Lavori Pubblici

Ripensato l'unico programma che nel 2012 aveva perso risorse

«Attrattori culturali, naturali e turismo», l'unico dei 52 programmi operativi in Italia che, nonostante la forte accelerazione di spesa compiuta dall'Italia nel 2012, non ha raggiunto gli obiettivi fissati e ha dovuto restituire risorse a Bruxelles (33,3 milioni di euro), è stato complessivamente ripensato con l'accordo e il lavoro comune di Stato e Regioni.

Il rilancio del programma interregionale "Attrattori", definito e attuato nella cornice del Piano di Azione Coesione, si basa su tre punti fondamentali: 1) l'attuazione - già in corso - del Grande Progetto Pompei, autorizzato in tempi record dalla Commissione europea e dotato di 105 milioni di euro; 2) l'adozione, stabilita dal Piano di azione coesione, di criteri di selezione degli interventi in "aree di attrazione culturale e naturale" più stringenti (in particolare rilevanza strategica e avanzamento della progettazione) e la ridefinizione del quadro finanziario per renderlo adeguato e realistico rispetto al triennio di attuazione in cui il nuovo programma va realizzato; 3) l'individuazione e la selezione a regia nazionale e regionale di interventi rispondenti ai nuovi criteri (che possono quindi essere affidati entro i prossimi tre mesi) e di altri interventi per i quali verrà completata la progettazione (in modo che possano essere affidati entro l'estate).

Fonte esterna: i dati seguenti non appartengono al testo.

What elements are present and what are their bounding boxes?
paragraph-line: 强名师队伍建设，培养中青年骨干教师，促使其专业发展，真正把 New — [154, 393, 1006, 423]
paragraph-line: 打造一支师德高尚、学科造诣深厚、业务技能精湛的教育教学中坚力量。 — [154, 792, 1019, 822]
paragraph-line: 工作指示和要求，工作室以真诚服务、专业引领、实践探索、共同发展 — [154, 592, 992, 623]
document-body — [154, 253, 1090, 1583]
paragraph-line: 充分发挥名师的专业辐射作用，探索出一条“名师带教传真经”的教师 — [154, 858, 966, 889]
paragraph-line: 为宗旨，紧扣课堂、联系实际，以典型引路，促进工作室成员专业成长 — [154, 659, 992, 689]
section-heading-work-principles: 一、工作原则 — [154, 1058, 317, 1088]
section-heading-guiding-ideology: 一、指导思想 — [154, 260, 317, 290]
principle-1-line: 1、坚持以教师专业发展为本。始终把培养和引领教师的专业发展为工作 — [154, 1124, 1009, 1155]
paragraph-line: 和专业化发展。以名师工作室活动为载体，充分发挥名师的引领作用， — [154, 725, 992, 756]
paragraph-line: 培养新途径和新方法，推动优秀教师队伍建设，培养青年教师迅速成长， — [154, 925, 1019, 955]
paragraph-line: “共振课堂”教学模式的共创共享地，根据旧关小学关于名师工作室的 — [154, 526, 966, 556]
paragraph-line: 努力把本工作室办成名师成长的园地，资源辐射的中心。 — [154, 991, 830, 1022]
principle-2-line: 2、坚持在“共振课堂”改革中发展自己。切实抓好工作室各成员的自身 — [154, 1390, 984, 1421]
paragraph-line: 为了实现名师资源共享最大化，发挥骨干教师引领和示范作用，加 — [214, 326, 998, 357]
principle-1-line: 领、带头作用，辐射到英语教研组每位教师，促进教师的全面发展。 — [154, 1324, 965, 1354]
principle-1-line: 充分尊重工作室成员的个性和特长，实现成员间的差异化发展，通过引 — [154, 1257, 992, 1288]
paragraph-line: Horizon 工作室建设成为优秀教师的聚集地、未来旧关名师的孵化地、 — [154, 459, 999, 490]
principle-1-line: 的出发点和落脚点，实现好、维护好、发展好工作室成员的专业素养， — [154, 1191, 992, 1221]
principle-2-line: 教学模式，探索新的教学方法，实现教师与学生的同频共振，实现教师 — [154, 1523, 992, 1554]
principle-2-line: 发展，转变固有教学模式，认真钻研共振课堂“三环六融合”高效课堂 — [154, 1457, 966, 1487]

L'attuazione del nuovo "Attrattori" avverrà nel quadro di un modello di governance notevolmente semplificato rispetto al passato. Sarà rafforzata la cooperazione istituzionale e soprattutto tecnica fra Centro e Regioni sulla base di specifici accordi operativi di attuazione degli interventi.
Il nuovo "Attrattori" costituirà inoltre un "ponte" verso il prossimo periodo di programmazione 2014-2020. L'intervento in "aree di attrazione culturale" è previsto infatti, per quanto riguarda il tema dello sviluppo basato su progetti di valorizzazione del patrimonio, fra le azioni indicate nel documento "Metodi e obiettivi per un uso efficace dei fondi comunitari 2014-2020" presentato dal Ministro Fabrizio Barca in Consiglio dei Ministri a dicembre (Metodi e obiettivi per un uso efficace dei fondi comunitari 2014-2020) quale proposta del Governo per l'apertura del confronto sul futuro delle politiche di coesione che è stato avviato proprio in questi giorni.